Torquil Campbell and Chris Dumont have been making music together since the late 1990s, quite some time before the former achieved worldwide success as singer in Canadian quintet Stars. He and Dumont both used to live in New York City, where the burgeoning fantasy of their very own band provided mental escape from a day-to-day existence of borderline poverty in one of the planet's most unforgiving cities. Campbell soon returned to his native Canada to pursue his future with Stars, while Dumont remained in Manhattan, working first as a carousel operator in Central Park, then as an actor in a prestigious opera house.
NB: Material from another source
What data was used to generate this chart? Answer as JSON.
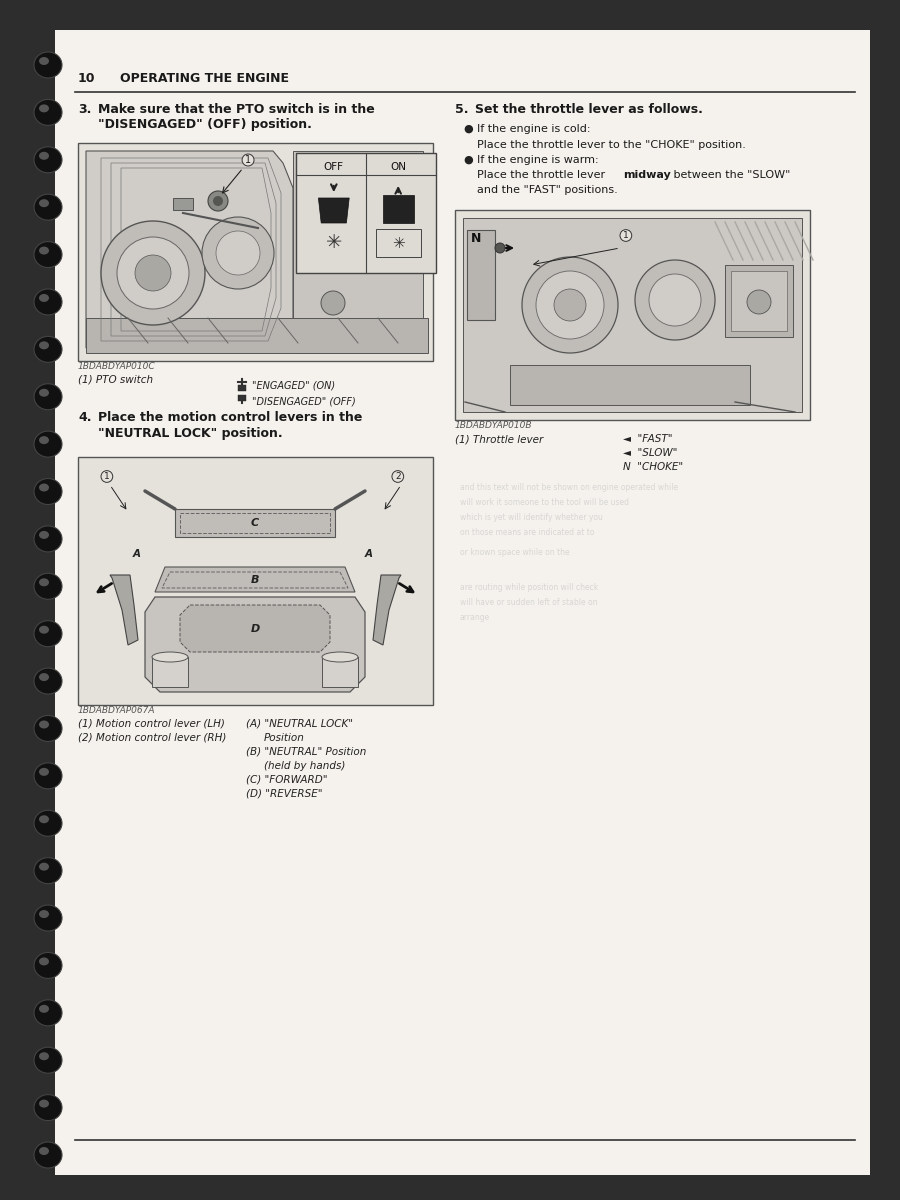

But the friendship persevered, and the trials and changes Campbell and Dumont experienced have been channeled into an album that is a beautiful, bittersweet document of lives in flux, and time having its way with our assumptions of permanence. It's called Here Comes A City, and while the title is undoubtedly a nod the song by Australian pop gods The Go-Betweens, it's also an acknowledgment of the nomadic nature in which the album was made.
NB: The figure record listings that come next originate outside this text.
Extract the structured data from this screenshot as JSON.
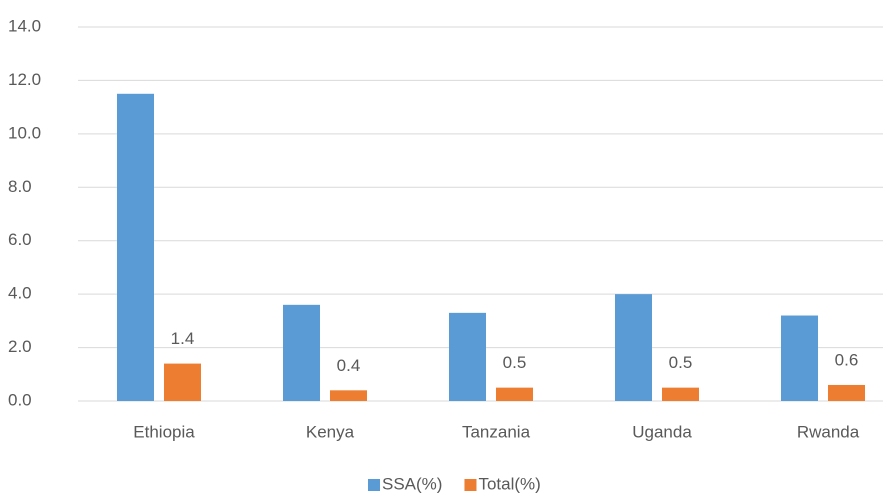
{
  "chart_data": {
    "type": "bar",
    "categories": [
      "Ethiopia",
      "Kenya",
      "Tanzania",
      "Uganda",
      "Rwanda"
    ],
    "series": [
      {
        "name": "SSA(%)",
        "color": "#5b9bd5",
        "values": [
          11.5,
          3.6,
          3.3,
          4.0,
          3.2
        ]
      },
      {
        "name": "Total(%)",
        "color": "#ed7d31",
        "values": [
          1.4,
          0.4,
          0.5,
          0.5,
          0.6
        ],
        "data_labels": true
      }
    ],
    "ylim": [
      0,
      14
    ],
    "yticks": [
      {
        "value": 0,
        "label": "0.0"
      },
      {
        "value": 2,
        "label": "2.0"
      },
      {
        "value": 4,
        "label": "4.0"
      },
      {
        "value": 6,
        "label": "6.0"
      },
      {
        "value": 8,
        "label": "8.0"
      },
      {
        "value": 10,
        "label": "10.0"
      },
      {
        "value": 12,
        "label": "12.0"
      },
      {
        "value": 14,
        "label": "14.0"
      }
    ],
    "grid": true,
    "legend": "bottom"
  }
}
While melodic beauty and unashamed lyrical romanticism remain the core components of Memphis' music, Here Comes A City, like its title, is often darker and denser, possibly troubled and distracted in places. From the declamatory anthem "Apocalypse Pop Song" to the tense, ambiguous "I Am The Photographer" and the hushed declaration of to-the-grave love that is "M+E=Me," the album sounds like an acknowledgment (and, ultimately, an acceptance) of the things that are beyond our control, and how familiar things provide a cushion against uncertainty. "Memphis is a very personal reflection of my life and my long friendship with Torq," says Dumont. "It's infused with bits and pieces of my day-to-day life and experiences." "Age inspired it, I reckon," Campbell glibly interjects. "Age and, you know, the usual Memphis influence: drugs."